1.   Or to quote the anthropologist Clifford Geertz (1973: 49), ‘there is no such thing as human nature independent of culture’.
2.   It is an interesting intellectual question whether the idea of culture, a foundation stone of twentieth century social science, has lived up to its academic promise. Adam Kuper (1999) thinks that cultures are to be described and to be interpreted but that the idea of culture as a source of explanation has failed.
3.   The wording ‘mental frame’ is open to debate. The term originates in cognitive psychology but psychologists restrict its meaning more than I intend. My defini­tion here includes a broad range of mental representations, for example, how people experience and understand what happens to them in daily life (say, polit­ical beliefs; ideological and religious myths); how people see themselves; beliefs about instruments and practices (say, cooking recipes); and recollections in mem­ory. I emphasize the social foundations of values and beliefs. All common sense knowledge is knowledge from a specific point of view (Shweder 1991). The prob­lem is contained in Blaise Pascal’s famous statement that ‘there are thruths on this side of the Pyrenees which are falsehoods on the other’.
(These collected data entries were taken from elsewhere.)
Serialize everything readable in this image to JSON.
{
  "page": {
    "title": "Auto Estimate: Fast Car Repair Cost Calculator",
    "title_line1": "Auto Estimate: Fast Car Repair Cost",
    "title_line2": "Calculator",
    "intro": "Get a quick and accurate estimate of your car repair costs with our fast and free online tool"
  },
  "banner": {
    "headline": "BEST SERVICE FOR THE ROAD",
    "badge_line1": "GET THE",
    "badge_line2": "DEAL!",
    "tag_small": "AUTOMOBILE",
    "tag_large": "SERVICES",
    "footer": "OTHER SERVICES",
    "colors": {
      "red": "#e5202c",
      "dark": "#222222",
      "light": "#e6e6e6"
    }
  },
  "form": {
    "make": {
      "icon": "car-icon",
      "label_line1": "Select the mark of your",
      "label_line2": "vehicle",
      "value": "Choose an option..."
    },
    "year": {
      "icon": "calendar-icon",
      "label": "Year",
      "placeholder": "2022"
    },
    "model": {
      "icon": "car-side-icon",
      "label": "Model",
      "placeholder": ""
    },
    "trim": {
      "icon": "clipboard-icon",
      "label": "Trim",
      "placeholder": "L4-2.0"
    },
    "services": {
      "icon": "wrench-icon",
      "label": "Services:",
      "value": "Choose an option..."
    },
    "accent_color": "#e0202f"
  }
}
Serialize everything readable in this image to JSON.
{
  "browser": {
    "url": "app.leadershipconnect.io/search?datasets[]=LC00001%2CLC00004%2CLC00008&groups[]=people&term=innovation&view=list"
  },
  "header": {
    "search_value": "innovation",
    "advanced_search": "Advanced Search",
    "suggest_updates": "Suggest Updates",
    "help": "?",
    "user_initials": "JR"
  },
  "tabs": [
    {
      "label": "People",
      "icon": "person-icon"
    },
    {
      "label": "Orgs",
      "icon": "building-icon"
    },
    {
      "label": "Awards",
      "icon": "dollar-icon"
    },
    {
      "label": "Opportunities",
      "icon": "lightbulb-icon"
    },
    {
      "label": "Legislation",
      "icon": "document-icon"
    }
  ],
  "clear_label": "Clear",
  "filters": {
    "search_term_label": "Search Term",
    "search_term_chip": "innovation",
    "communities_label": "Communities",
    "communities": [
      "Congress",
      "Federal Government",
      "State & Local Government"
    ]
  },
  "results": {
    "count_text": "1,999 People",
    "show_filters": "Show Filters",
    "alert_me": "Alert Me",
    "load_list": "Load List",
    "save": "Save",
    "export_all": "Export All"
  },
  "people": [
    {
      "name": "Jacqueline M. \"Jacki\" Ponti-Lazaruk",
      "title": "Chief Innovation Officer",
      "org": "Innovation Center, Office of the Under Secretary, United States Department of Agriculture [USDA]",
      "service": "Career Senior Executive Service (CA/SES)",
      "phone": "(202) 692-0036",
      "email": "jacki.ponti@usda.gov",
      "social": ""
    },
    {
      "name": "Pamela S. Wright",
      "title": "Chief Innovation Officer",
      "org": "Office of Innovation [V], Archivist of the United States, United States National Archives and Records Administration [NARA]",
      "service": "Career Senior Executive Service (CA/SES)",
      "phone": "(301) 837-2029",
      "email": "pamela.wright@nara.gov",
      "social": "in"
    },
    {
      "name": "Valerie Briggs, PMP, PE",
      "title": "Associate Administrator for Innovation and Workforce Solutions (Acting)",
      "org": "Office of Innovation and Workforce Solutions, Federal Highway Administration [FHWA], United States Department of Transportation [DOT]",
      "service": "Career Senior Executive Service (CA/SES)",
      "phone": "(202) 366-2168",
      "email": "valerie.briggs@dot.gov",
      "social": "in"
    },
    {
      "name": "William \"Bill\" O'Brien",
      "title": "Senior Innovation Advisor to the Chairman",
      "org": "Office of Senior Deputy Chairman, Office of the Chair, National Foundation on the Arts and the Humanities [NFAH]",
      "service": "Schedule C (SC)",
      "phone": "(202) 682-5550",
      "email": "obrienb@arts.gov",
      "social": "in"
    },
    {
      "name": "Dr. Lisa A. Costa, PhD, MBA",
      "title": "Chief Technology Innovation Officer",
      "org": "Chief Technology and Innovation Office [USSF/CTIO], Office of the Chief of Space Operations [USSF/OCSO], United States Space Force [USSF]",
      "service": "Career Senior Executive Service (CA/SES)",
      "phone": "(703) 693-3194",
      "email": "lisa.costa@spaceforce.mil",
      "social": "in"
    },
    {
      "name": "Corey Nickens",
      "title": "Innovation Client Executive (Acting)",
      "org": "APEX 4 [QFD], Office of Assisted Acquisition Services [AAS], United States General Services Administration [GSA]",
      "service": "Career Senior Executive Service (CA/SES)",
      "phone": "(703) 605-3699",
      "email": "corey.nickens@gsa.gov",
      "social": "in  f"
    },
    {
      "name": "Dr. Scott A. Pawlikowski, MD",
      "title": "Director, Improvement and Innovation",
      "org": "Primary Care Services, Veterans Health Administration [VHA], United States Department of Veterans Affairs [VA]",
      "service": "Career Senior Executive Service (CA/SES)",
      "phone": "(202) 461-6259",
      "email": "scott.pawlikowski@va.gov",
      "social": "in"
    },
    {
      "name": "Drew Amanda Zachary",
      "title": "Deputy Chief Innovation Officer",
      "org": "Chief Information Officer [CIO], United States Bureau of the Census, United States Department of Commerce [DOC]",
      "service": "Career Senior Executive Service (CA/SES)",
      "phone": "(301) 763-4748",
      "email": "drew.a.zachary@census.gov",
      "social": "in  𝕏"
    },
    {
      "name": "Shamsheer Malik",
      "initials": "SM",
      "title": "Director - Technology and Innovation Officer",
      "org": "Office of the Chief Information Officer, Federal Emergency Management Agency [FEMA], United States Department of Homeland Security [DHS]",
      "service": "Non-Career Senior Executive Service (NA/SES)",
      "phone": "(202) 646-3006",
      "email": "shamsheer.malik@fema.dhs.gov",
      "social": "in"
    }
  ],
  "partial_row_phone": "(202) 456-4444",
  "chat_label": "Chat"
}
4.   Some authors like Richard Dawkins (1982) or Dan Sperber (1996) are calling for a new epidemiology of mental representations. Ideas are contagious. Culture, Dawkins claims, is made up of ‘memes’ which in Darwinian fashion undergo repli­cation and selection. (The notion of cultural contagion goes back to Gabriel Tarde and Gustave LeBon.) Whether Dawkins’ approach will be fertile remains to be seen.
5.   Rational choice theory does allow for differences in taste parameters but the differences are exogenous. They are not explained. In general, economists do not appreciate the role of cultural traditions and beliefs in human motivation. Many see cultural institutions either as (ultimately) neutral mutations that economic agents may have an incentive to circumvent, or as functionally optimal adjust­ments to human needs and desires. Because it suggests, contrary to the main­stream view, that cultural values and beliefs can promote or resist economic progress, the work of Landes (1999) and Harrison and Huntington (2000) that I referred to earlier is contentious.
6.   Of the residents of Britain, 43% have visited the United States.
7.   Remember, however, that the questionnaire was administered in six languages. The order of the questions was the same in every version.
8.   Further steps are (i) to use factor analysis to identify the driving forces underlying the respondents’ stated values and beliefs, and to relate the factors to demographic and financial variables; and (ii) to relate the factors to the seminal work of Hofstede (1980). I do not report this work for lack of space.
9.   The discussion that follows regularly refers to specific survey questions, not to the thirty-nine statements listed in Table 8.5.
10. I built the profiles with the thirty-nine statements listed in Table 8.5 and with additional questions. All the t-statistics for tests of differences in means between ‘equity’ and ‘fixed-income investors’ exceed 3.0. Some of the evidence is found in Tables 8.7 and 8.9.